Mittwoch, 25. Januar 2012

Eiszeit

Jetzt, wo viele Studenten wieder so langsam zum Semesterbeginn in Mannheim eintrudeln, steht der ein oder andere mal wieder vor der allwinterlich gleichen Situation. Denn bei diesen Energiekosten kann man natürlich nicht für vier Wochen eine menschenleere Wohnung heizen – wo kämen wir denn da hin?

Foto: Richard Harvey (CC-by-sa-3.0)
Also wurde die Heizung kurzerhand vor Weihnachten abgedreht, der Kaktus noch einmal gegossen und der Kühlschrank ausgestöpselt. Die länger haltbaren Sachen musste man übrigens nicht ausräumen. Oder gar das Gefrierfach abtauen. Wieso denn auch? Nach ein paar Tagen ist schließlich die komplette Wohnung kälter, als es ein elektronisch gekühltes Gefrierfach je sein könnte.

Ganz besonders cool finden das übrigens Mücken und anderes Kleingetier. Die fahren im Kaktustopf Schlittschuh. Also sind gefahren. Bis sie festgefroren oder elendig verkühlt sind.
Jetzt ist der Kaktustopf eher ein gläsernes Massengrab.

Aber sie hatten wenigstens was von dem Wasser. Der Kaktus selbst weniger. Er ist allem Anschein nach schon innerhalb der ersten drei Tage verendet. Durch die dick vereisten Scheiben kam wohl einfach nicht mehr genug Sonnenlicht. Photosynthese und so.

Der Student macht sich nun aber erst einmal daran, die Wohnung wieder auf Zimmertemperatur zu bringen. Was in der dicken Klamottenschicht aus langen Unterhosen, Skianzug, Thermojacke, Kamelhaarmantel und den drei Paar Handschuhen gar nicht mal so einfach ist.

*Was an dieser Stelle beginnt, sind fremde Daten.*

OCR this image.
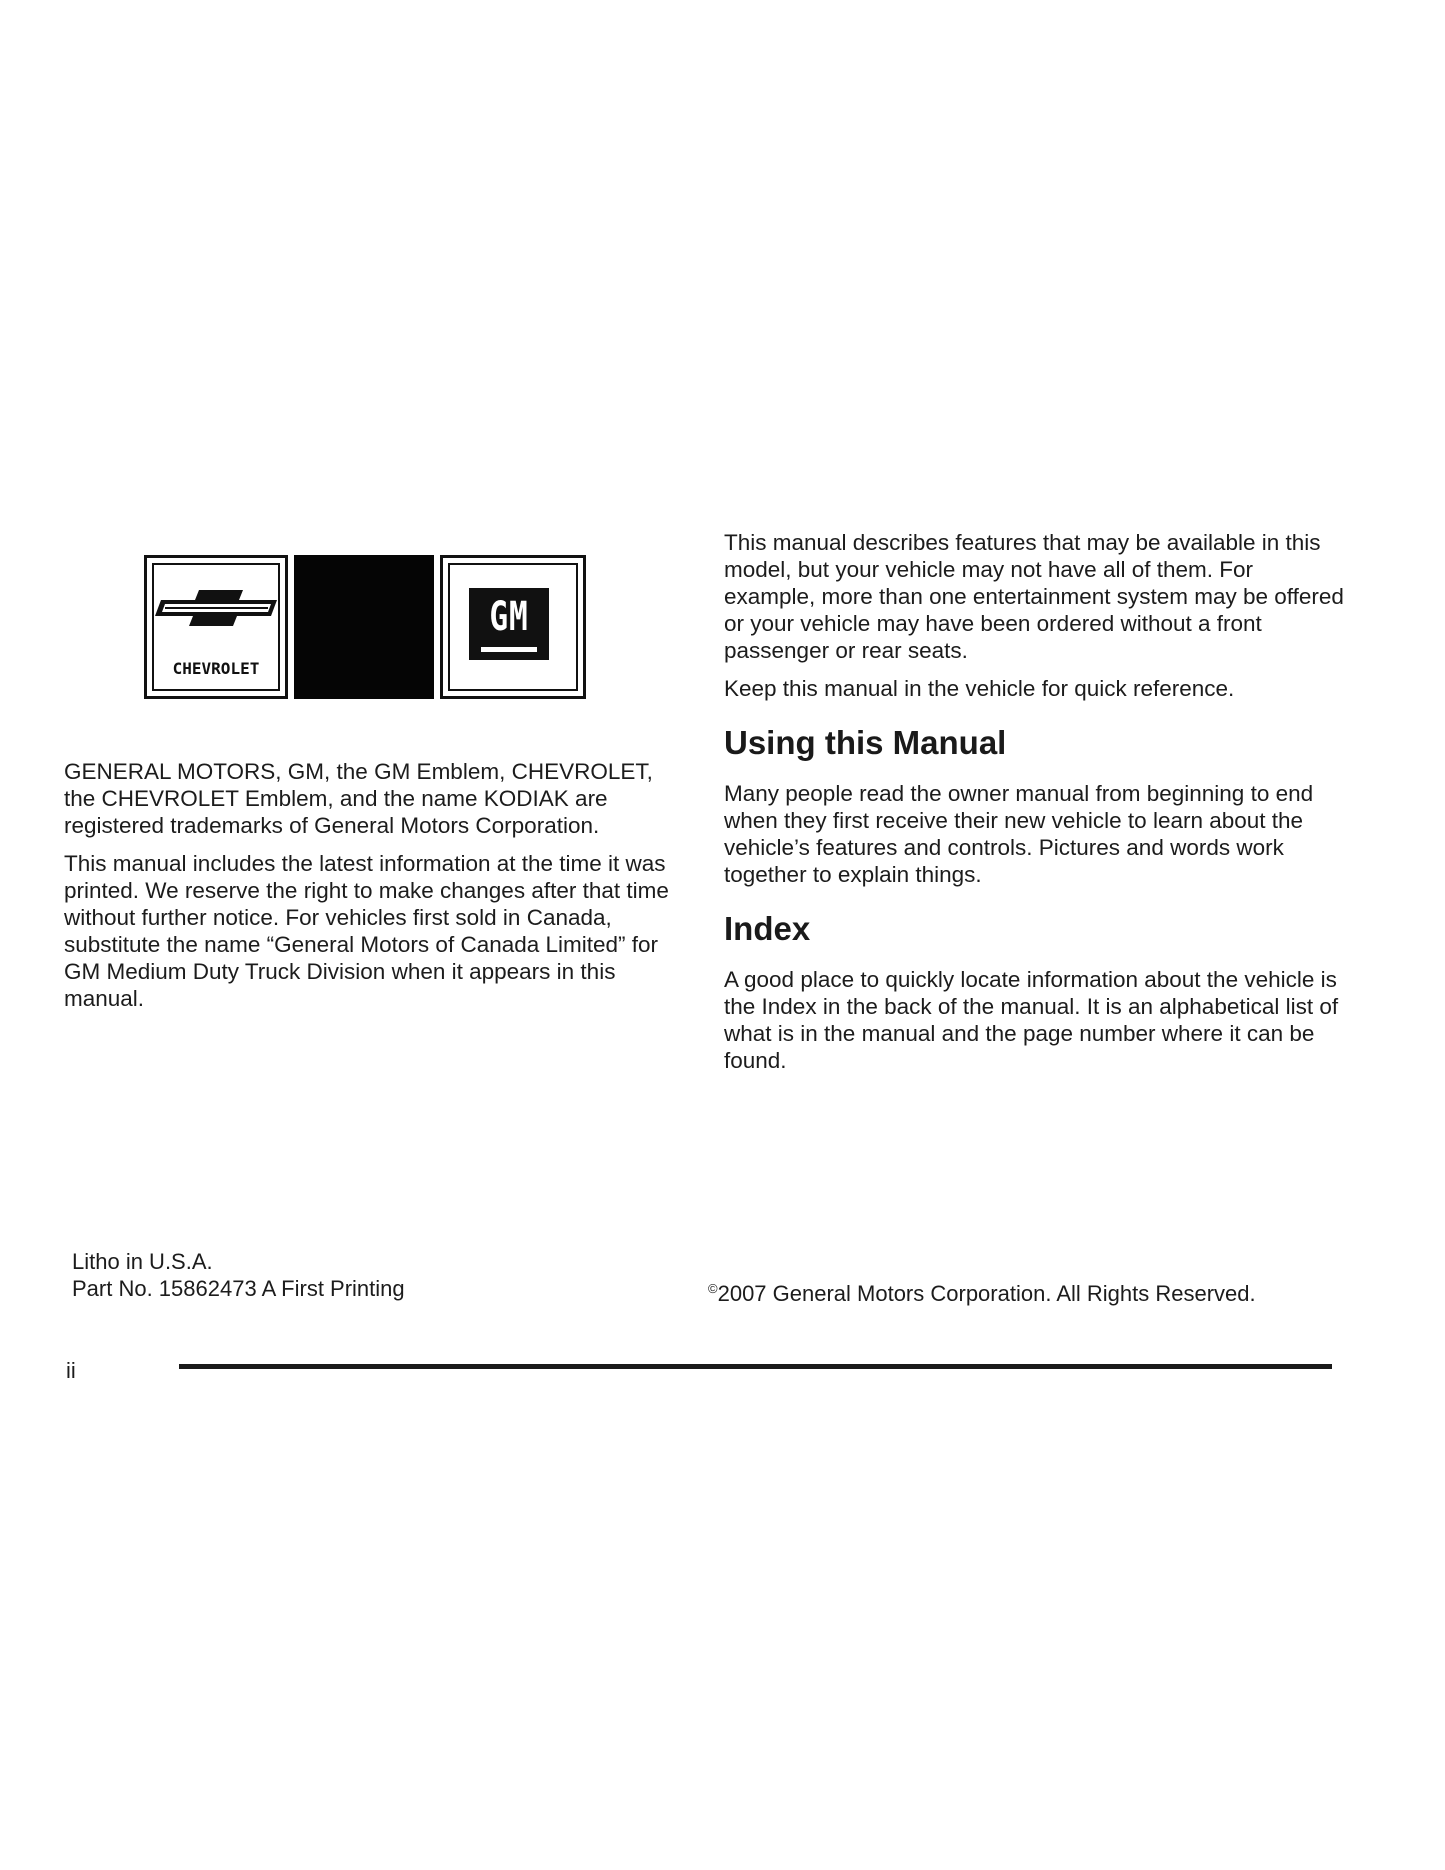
CHEVROLET
GM

GENERAL MOTORS, GM, the GM Emblem, CHEVROLET, the CHEVROLET Emblem, and the name KODIAK are registered trademarks of General Motors Corporation.

This manual includes the latest information at the time it was printed. We reserve the right to make changes after that time without further notice. For vehicles first sold in Canada, substitute the name “General Motors of Canada Limited” for GM Medium Duty Truck Division when it appears in this manual.

This manual describes features that may be available in this model, but your vehicle may not have all of them. For example, more than one entertainment system may be offered or your vehicle may have been ordered without a front passenger or rear seats.

Keep this manual in the vehicle for quick reference.

Using this Manual

Many people read the owner manual from beginning to end when they first receive their new vehicle to learn about the vehicle’s features and controls. Pictures and words work together to explain things.

Index

A good place to quickly locate information about the vehicle is the Index in the back of the manual. It is an alphabetical list of what is in the manual and the page number where it can be found.

Litho in U.S.A.
Part No. 15862473 A First Printing	©2007 General Motors Corporation. All Rights Reserved.
ii
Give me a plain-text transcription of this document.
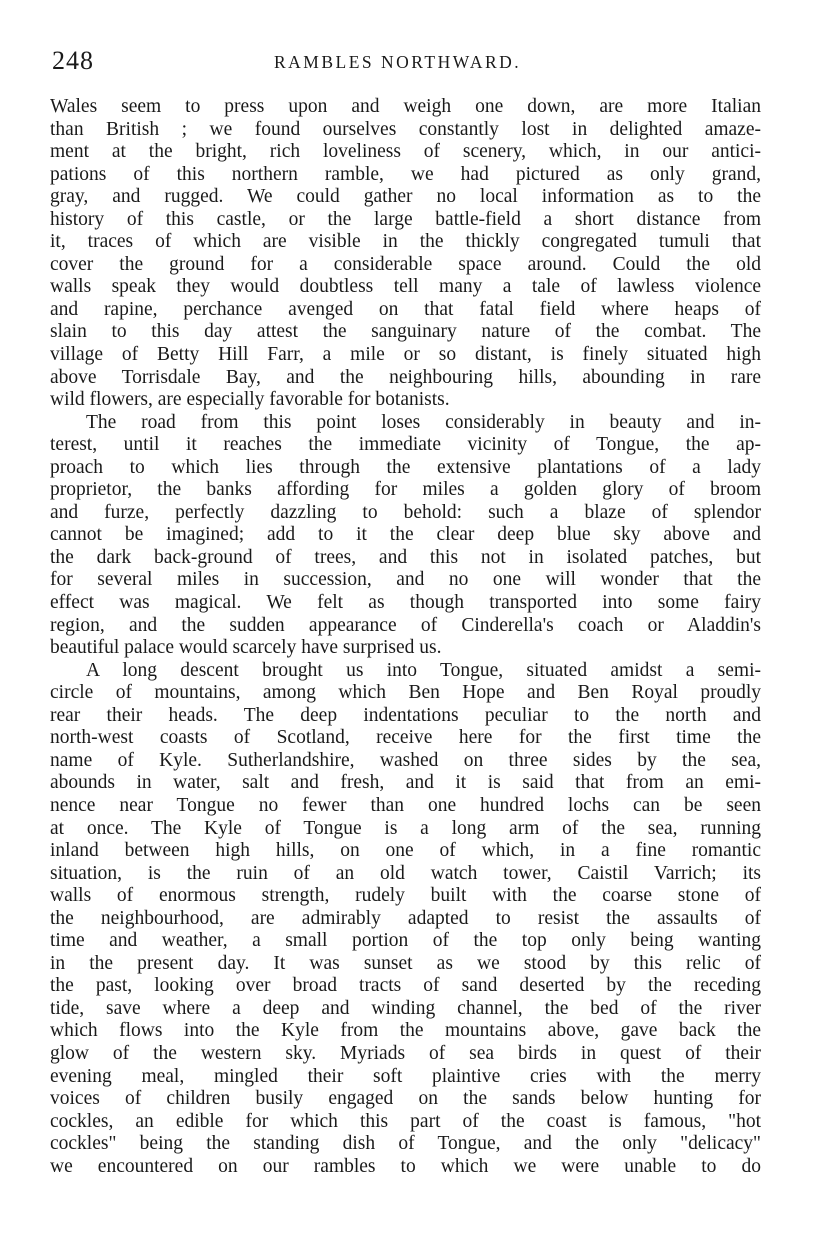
248	RAMBLES NORTHWARD.
Wales seem to press upon and weigh one down, are more Italian
than British ; we found ourselves constantly lost in delighted amaze-
ment at the bright, rich loveliness of scenery, which, in our antici-
pations of this northern ramble, we had pictured as only grand,
gray, and rugged. We could gather no local information as to the
history of this castle, or the large battle-field a short distance from
it, traces of which are visible in the thickly congregated tumuli that
cover the ground for a considerable space around. Could the old
walls speak they would doubtless tell many a tale of lawless violence
and rapine, perchance avenged on that fatal field where heaps of
slain to this day attest the sanguinary nature of the combat. The
village of Betty Hill Farr, a mile or so distant, is finely situated high
above Torrisdale Bay, and the neighbouring hills, abounding in rare
wild flowers, are especially favorable for botanists.
The road from this point loses considerably in beauty and in-
terest, until it reaches the immediate vicinity of Tongue, the ap-
proach to which lies through the extensive plantations of a lady
proprietor, the banks affording for miles a golden glory of broom
and furze, perfectly dazzling to behold: such a blaze of splendor
cannot be imagined; add to it the clear deep blue sky above and
the dark back-ground of trees, and this not in isolated patches, but
for several miles in succession, and no one will wonder that the
effect was magical. We felt as though transported into some fairy
region, and the sudden appearance of Cinderella's coach or Aladdin's
beautiful palace would scarcely have surprised us.
A long descent brought us into Tongue, situated amidst a semi-
circle of mountains, among which Ben Hope and Ben Royal proudly
rear their heads. The deep indentations peculiar to the north and
north-west coasts of Scotland, receive here for the first time the
name of Kyle. Sutherlandshire, washed on three sides by the sea,
abounds in water, salt and fresh, and it is said that from an emi-
nence near Tongue no fewer than one hundred lochs can be seen
at once. The Kyle of Tongue is a long arm of the sea, running
inland between high hills, on one of which, in a fine romantic
situation, is the ruin of an old watch tower, Caistil Varrich; its
walls of enormous strength, rudely built with the coarse stone of
the neighbourhood, are admirably adapted to resist the assaults of
time and weather, a small portion of the top only being wanting
in the present day. It was sunset as we stood by this relic of
the past, looking over broad tracts of sand deserted by the receding
tide, save where a deep and winding channel, the bed of the river
which flows into the Kyle from the mountains above, gave back the
glow of the western sky. Myriads of sea birds in quest of their
evening meal, mingled their soft plaintive cries with the merry
voices of children busily engaged on the sands below hunting for
cockles, an edible for which this part of the coast is famous, "hot
cockles" being the standing dish of Tongue, and the only "delicacy"
we encountered on our rambles to which we were unable to do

Heizung auf Vollgas, zur Unterstützung den Backofen auf 220 Grad, Backofentür natürlich offen. Und nach 24 Stunden ist die Wohnung dann auch schon wieder halbwegs warm. In einem Neubau, wohlgemerkt. Im Altbau mit 4 Meter hohen Räumen nach so 48 Stunden. Und einer Nacht, die man auf dem Kleiderschrank geschlafen hat. Die Wärme steigt ja schließlich erst mal nach oben.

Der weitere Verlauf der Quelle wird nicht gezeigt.